Die Rückforderung von Hilfszahlungen aus den ersten Monaten der Corona-Pandemie hat in Hessen bislang mehr als 2200 Klagen ausgelöst. Rund 1200 davon seien bereits erledigt, teilte der hessische Wirtschaftsminister Kaweh Mansoori (SPD) am Donnerstag im Wirtschaftsausschuss des Landtags in Wiesbaden mit. Ein Teil der Verfahren sei eingestellt oder durch Vergleiche beigelegt worden, in mehr als 300 Fällen seien Urteile ergangen – alle zugunsten des Landes. 1064 Klagen seien derzeit an hessischen Gerichten anhängig.

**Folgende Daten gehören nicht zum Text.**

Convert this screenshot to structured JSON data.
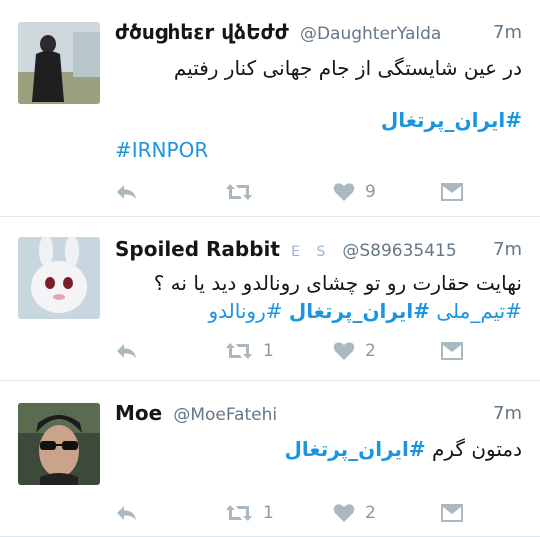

Allerdings ist die Überprüfung der sogenannten Corona-Soforthilfen noch nicht abgeschlossen, es könnte also weitere Klagen geben.
Bislang sei dem Land „in keinem einzigen Fall ein Rechtsfehler nachgewiesen worden“, sagte Mansoori mit Blick auf die abgeschlossenen Verfahren. Allerdings sei in den Verfahren, die mit einem Vergleich endeten, zum Teil sicherlich die ursprüngliche Rückzahlungsforderung reduziert worden. Über den Inhalt der Vergleichsvereinbarungen sei Stillschweigen vereinbart worden. Mansoori äußerte sich auf einen dringlichen Berichtsantrag der FDP-Fraktion.
Das Land Hessen hatte im Sommer 2025 mit der systematischen Überprüfung der sogenannten Corona-Soforthilfen begonnen, die im Frühjahr 2020 an Kleinunternehmen und Selbständige geflossen waren. Für die Überprüfung schrieb das Regierungspräsidium Kassel rund 90.000 Hilfsempfänger in ganz Hessen an.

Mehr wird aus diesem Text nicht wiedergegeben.